Positions and Practice, Contextual Research – ‘Mirrors / Windows’
September 25, 2017What do you make of the mirror and window analogy?
As a practitioner do you identify more closely with one or the other?
The concept that photography can perform as a window or a mirror has led to me reanalyze my photographic practice. The vast majority of the work that I have created in recent years has been documentary in style, bordering on the genre of travel photography. I had seen this work as performing as a window rather than a mirror, in that I depicted Japan (the country in which I was living) as it was, without altering the subjects of my photos before shooting. It is true however, the the photographer always crops a larger whole, and that through choosing what to direct my camera towards, and through editing my images, I presented a very specific view of Japan. This I disseminated to viewers living elsewhere. When reevaluating my images of Japan, I thought of the work of Sam Pritchard, a photographer with whom I had collaborated with in 2015 when curating a show of his work. Also from the U.K., Prichard’s work too focuses on Japan, but with an almost contradictory approach to my own.
Sam Prichard, Scramble Crossing – Shibuya – Tokyo (2014) https://goo.gl/6yPo11
Sam Prichard. Installation view PHOKUS | Future world Photography, Parades Gallery, 2015. https://goo.gl/1WAivL
Prichard had a fascination with Japanese cityscapes from a young age, and through his work it is clear to see how his photos mirror his own preconceived idea of Japan, as futuristic and technologically advanced.

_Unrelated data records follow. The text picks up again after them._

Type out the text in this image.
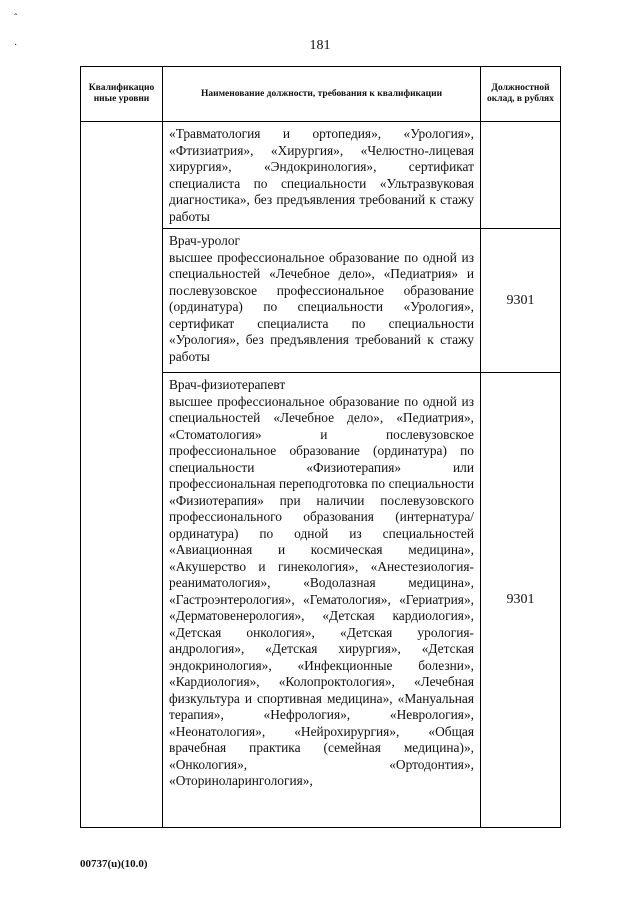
ˆ
·	181
Квалификацио нные уровни	Наименование должности, требования к квалификации	Должностной оклад, в рублях

	«Травматология и ортопедия», «Урология», «Фтизиатрия», «Хирургия», «Челюстно-лицевая хирургия», «Эндокринология», сертификат специалиста по специальности «Ультразвуковая диагностика», без предъявления требований к стажу работы	

	Врач-уролог
высшее профессиональное образование по одной из специальностей «Лечебное дело», «Педиатрия» и послевузовское профессиональное образование (ординатура) по специальности «Урология», сертификат специалиста по специальности «Урология», без предъявления требований к стажу работы	9301

	Врач-физиотерапевт
высшее профессиональное образование по одной из специальностей «Лечебное дело», «Педиатрия», «Стоматология» и послевузовское профессиональное образование (ординатура) по специальности «Физиотерапия» или профессиональная переподготовка по специальности «Физиотерапия» при наличии послевузовского профессионального образования (интернатура/ординатура) по одной из специальностей «Авиационная и космическая медицина», «Акушерство и гинекология», «Анестезиология-реаниматология», «Водолазная медицина», «Гастроэнтерология», «Гематология», «Гериатрия», «Дерматовенерология», «Детская кардиология», «Детская онкология», «Детская урология-андрология», «Детская хирургия», «Детская эндокринология», «Инфекционные болезни», «Кардиология», «Колопроктология», «Лечебная физкультура и спортивная медицина», «Мануальная терапия», «Нефрология», «Неврология», «Неонатология», «Нейрохирургия», «Общая врачебная практика (семейная медицина)», «Онкология», «Ортодонтия», «Оториноларингология»,	9301
00737(u)(10.0)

“In my photography, I try to create the illusion that it is some kind of digital future world that lives up to my childhood expectation of the place.” (Prichard, S.) https://goo.gl/2uGmz5
My own work, in stark contrast, depicts Japan as deeply steeped in tradition. Even down to my use of black and white film, it perpetuates the idea that Japan is far from modern or futuristic.

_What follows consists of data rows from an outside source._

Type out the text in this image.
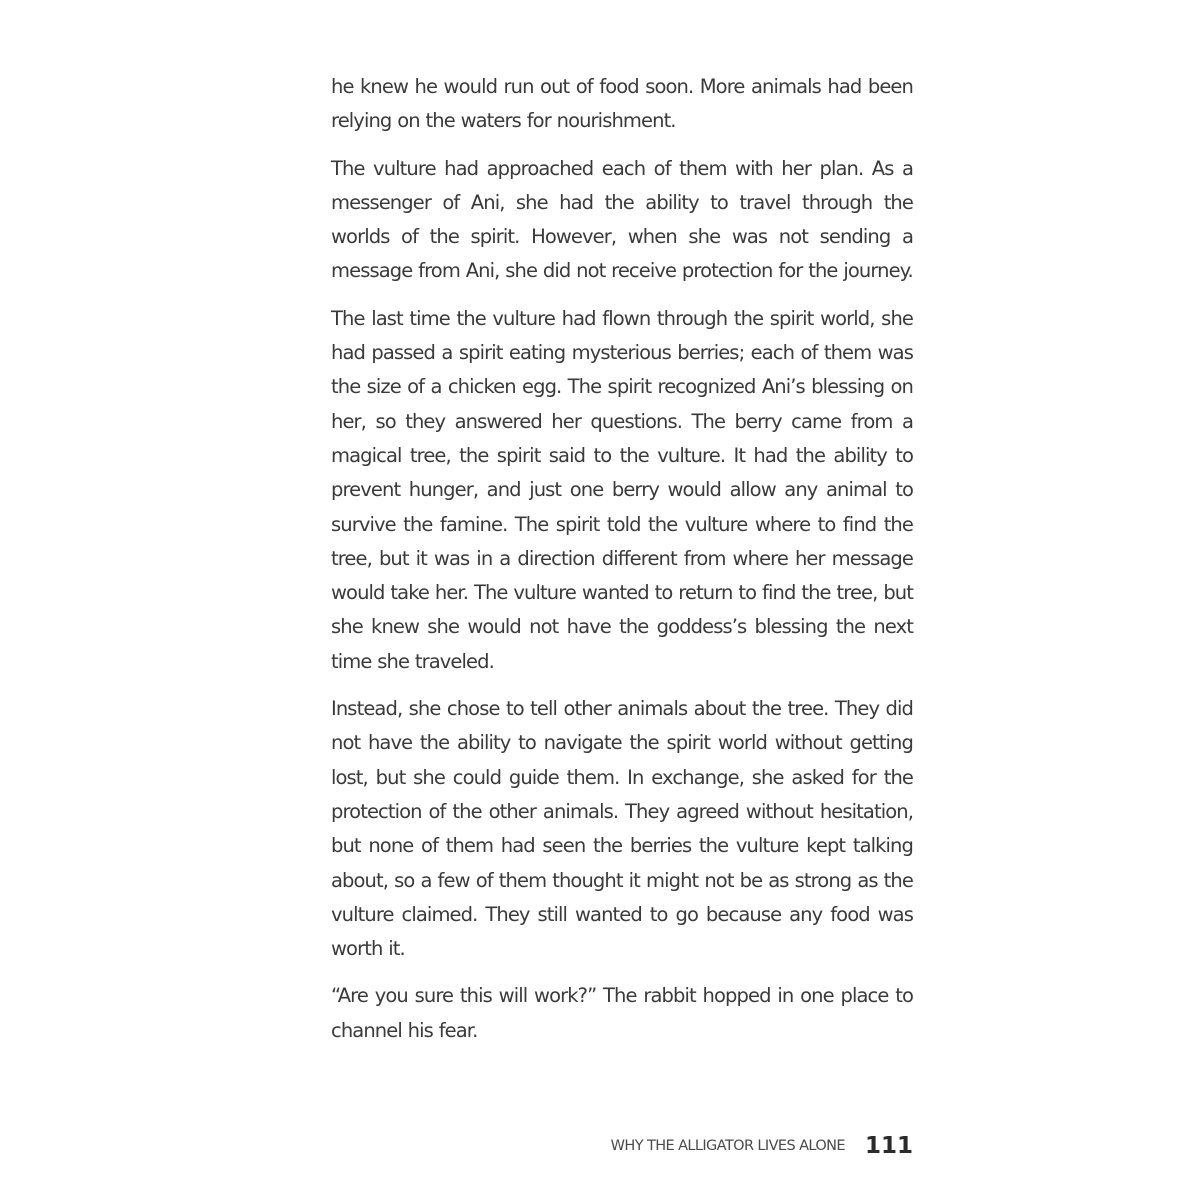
he knew he would run out of food soon. More animals had been relying on the waters for nourishment.

The vulture had approached each of them with her plan. As a messenger of Ani, she had the ability to travel through the worlds of the spirit. However, when she was not sending a message from Ani, she did not receive protection for the journey.

The last time the vulture had flown through the spirit world, she had passed a spirit eating mysterious berries; each of them was the size of a chicken egg. The spirit recognized Ani’s blessing on her, so they answered her questions. The berry came from a magical tree, the spirit said to the vulture. It had the ability to prevent hunger, and just one berry would allow any animal to survive the famine. The spirit told the vulture where to find the tree, but it was in a direction different from where her message would take her. The vulture wanted to return to find the tree, but she knew she would not have the goddess’s blessing the next time she traveled.

Instead, she chose to tell other animals about the tree. They did not have the ability to navigate the spirit world without getting lost, but she could guide them. In exchange, she asked for the protection of the other animals. They agreed without hesitation, but none of them had seen the berries the vulture kept talking about, so a few of them thought it might not be as strong as the vulture claimed. They still wanted to go because any food was worth it.

“Are you sure this will work?” The rabbit hopped in one place to channel his fear.

WHY THE ALLIGATOR LIVES ALONE 111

In the lecture Week 1 Presentation 2: Windows On The World, the presenter discusses the photographs of John Thompson, a Scottish photographer whose work documented the people and landscapes of foreign countries. The presenter attributes the popularity of his work to ‘the appetite that existed for information about distant places that viewers were unlikely to ever see for themselves’. I believe that this desire for imagery from distant places so different from ones own is still apparent today. As a photographer, much of my motivation to shoot is driven by an eagerness to fulfill this need for images of elsewhere. In bringing the idea of the photograph as a mirror to the forefront, I feel that I will be more conscious of my own bias when creating imagery of countries or cultures that are not my own. Whilst my work provides windows into the worlds of others, it is clear that my images are also a reflection of my own interests and beliefs. As is highlighted by Sontag in On Photography, “Even when photographers are most concerned with mirroring reality, they are still haunted by tacit imperatives of taste and conscience.”(Sontag, 2005 p.4) Sontag, S. 2005.